If you don't have the time to do all this, here is what I would prioritize. (When I say "do exercises..." I mean do them without looking at the solutions and without asking an LLM. I cannot stress enough the importance of thinking an answer through to the end on your own. Looking at a proposed answer and agreeing with it does not prepare you for the exam.)
- Review or watch Lectures 02 and 03. Focus on:
- The difference between programs, processes, and threads.
- The concept of the memory image and its segments.
- What each segment contains at each point in time during execution.

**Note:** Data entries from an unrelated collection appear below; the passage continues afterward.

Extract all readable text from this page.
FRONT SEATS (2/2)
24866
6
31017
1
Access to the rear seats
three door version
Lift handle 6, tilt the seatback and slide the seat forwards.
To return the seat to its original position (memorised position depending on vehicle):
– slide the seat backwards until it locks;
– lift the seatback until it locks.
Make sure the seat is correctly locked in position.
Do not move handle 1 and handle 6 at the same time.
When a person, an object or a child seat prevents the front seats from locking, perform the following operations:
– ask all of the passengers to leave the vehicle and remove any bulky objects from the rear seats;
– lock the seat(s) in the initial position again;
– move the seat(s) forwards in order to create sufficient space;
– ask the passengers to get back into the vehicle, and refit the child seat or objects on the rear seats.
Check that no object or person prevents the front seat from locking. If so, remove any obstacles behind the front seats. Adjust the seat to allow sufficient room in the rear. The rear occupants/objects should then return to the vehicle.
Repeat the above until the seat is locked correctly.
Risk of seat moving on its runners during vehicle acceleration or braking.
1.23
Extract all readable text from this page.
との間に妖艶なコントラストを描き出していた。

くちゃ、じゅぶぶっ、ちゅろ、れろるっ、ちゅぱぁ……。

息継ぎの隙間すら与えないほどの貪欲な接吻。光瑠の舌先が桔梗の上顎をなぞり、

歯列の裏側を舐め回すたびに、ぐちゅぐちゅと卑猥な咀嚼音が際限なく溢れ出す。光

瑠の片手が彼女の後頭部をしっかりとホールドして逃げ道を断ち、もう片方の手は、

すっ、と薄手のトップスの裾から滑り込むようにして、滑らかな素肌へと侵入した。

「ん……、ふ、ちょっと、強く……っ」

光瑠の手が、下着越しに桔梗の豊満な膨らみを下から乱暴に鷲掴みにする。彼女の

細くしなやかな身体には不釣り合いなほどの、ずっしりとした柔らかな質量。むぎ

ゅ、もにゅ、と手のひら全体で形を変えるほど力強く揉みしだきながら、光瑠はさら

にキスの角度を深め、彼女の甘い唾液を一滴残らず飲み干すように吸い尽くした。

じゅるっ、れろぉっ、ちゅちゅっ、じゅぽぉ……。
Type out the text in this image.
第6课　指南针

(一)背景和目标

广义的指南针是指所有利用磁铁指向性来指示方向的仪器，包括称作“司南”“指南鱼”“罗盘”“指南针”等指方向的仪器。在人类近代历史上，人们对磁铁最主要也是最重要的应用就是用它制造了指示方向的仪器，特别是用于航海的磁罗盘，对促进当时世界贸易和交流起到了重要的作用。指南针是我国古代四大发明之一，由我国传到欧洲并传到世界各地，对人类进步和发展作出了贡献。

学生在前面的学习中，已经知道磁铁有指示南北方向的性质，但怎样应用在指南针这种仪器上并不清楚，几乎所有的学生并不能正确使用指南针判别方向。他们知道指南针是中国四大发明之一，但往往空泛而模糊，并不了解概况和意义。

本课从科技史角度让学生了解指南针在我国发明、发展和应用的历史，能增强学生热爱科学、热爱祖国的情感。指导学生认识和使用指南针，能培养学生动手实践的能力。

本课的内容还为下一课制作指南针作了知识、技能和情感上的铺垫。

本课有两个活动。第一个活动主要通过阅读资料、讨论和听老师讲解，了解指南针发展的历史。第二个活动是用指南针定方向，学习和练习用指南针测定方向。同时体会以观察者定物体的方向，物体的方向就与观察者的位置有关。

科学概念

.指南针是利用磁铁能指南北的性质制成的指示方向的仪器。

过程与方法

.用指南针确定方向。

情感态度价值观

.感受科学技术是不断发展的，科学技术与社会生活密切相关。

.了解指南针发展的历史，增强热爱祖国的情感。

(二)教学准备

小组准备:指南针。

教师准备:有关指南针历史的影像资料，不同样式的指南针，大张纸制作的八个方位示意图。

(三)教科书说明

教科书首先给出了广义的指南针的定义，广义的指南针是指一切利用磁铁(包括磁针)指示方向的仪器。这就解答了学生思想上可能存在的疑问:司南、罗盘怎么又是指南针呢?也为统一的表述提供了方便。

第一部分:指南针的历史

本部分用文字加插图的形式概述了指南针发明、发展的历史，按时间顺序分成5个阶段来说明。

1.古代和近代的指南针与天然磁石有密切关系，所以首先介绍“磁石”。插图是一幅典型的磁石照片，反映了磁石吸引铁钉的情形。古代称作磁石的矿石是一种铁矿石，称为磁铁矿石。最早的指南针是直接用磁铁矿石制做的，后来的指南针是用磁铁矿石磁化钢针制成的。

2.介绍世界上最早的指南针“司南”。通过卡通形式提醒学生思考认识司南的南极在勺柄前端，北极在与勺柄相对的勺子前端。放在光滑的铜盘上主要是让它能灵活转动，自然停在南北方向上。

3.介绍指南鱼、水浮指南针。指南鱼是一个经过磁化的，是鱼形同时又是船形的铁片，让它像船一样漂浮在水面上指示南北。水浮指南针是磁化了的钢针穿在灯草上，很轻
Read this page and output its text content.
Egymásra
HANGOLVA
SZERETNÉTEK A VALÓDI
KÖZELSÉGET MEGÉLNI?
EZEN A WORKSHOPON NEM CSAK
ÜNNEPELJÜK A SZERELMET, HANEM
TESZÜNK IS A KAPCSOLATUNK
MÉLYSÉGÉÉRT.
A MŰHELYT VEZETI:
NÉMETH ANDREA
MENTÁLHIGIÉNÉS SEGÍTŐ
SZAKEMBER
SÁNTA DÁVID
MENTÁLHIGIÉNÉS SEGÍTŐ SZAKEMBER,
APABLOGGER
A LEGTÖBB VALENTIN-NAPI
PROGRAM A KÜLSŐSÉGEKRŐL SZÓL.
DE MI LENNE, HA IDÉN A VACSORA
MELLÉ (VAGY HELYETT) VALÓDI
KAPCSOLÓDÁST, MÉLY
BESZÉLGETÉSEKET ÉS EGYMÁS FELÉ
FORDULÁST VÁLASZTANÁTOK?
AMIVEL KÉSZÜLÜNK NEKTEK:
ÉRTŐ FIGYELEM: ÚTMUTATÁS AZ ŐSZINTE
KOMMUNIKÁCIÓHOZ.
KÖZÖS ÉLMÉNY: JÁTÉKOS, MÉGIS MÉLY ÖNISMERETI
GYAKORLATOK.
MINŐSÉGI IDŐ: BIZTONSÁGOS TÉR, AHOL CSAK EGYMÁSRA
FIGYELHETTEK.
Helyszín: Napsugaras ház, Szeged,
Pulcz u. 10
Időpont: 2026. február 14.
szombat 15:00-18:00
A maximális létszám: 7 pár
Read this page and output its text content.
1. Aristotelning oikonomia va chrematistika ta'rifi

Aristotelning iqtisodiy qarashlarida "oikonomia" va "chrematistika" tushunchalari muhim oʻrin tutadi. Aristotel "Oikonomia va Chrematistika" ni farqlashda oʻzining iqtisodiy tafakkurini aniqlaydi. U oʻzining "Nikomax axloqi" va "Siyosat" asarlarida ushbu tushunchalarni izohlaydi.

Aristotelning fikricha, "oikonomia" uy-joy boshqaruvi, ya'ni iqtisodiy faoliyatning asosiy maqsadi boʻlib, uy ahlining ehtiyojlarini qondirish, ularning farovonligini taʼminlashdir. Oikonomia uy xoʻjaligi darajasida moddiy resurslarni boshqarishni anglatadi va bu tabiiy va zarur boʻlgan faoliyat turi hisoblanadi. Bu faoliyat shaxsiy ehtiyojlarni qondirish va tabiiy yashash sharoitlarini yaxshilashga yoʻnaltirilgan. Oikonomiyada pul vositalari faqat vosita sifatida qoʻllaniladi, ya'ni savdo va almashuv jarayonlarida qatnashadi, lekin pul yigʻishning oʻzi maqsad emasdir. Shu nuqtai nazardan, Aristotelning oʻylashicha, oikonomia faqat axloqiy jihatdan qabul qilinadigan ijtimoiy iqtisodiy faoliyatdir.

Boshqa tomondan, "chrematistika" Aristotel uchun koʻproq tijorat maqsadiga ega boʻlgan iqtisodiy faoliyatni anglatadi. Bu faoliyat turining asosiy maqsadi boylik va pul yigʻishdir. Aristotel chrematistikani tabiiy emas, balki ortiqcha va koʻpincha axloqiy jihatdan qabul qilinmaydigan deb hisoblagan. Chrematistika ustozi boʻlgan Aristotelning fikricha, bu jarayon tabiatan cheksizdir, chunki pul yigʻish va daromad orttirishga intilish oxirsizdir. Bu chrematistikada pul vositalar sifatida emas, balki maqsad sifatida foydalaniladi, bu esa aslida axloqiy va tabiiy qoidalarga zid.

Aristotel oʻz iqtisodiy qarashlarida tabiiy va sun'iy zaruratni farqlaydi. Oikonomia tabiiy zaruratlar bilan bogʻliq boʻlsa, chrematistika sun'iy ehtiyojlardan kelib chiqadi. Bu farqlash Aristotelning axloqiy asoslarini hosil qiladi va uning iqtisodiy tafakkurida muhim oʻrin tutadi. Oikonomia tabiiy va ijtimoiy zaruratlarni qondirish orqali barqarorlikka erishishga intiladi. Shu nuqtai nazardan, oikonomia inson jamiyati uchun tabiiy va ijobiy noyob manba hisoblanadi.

- The fork, exec, and wait syscalls.
- Do CPU exercises 4, 6, and 7.
- Review or watch Lectures 04 and 05. Focus on:
- Virtual vs. physical memory addresses.
- What is the Memory Management Unit (MMU) and what it does.
- The challenge of fragmentation.
- The concept of paging (and why/how it reduces fragmentation).
- What is a virtual page number and an offset.
- How we use them to index into a linear (single-level) page table.
- What a linear page table contains.
- When/how is a multi-level page table better than a linear one?
- What is a Table Lookaside Buffer (TLB) and what it does.
- What does "swapping to disk" mean -- when is it useful?
- Do Memory exercises 1, 2, 4, and 5.
- Review or watch Lectures 06 and 07. Focus on:
- Recognize the basic syscalls related to file systems: open, lseek, read, write, close.
- What are pathnames, file descriptors and inodes. Convince yourself you perfectly understand the difference between "file descriptor" and "inode."
- Single-level vs. multi-level indexing. Convince yourself you perfectly understand Slide 13 from Lecture 07.
- The concept of an "inode walk." What happens when a process accesses a file, e.g., does an open, then a read or write, then a close. Which inodes and which data blocks are accessed.
- What is the block cache or FS cache and what it does.
- Do File-system exercises 4, 5, 6, and 7.
- Review or watch Lecture 09. Focus on:
- How we define/compute turnaround time and response time.
- The FIFO, SJF, STCF, RR, and MLFQ policies.
- If you are given the arrival times of different threads, you should be able to determine which thread is scheduled at each time tick, depending on the scheduling policy.
- Do IO/scheduling exercises 4, 6, and 7.
- Do last year's midterm, from beginning to end.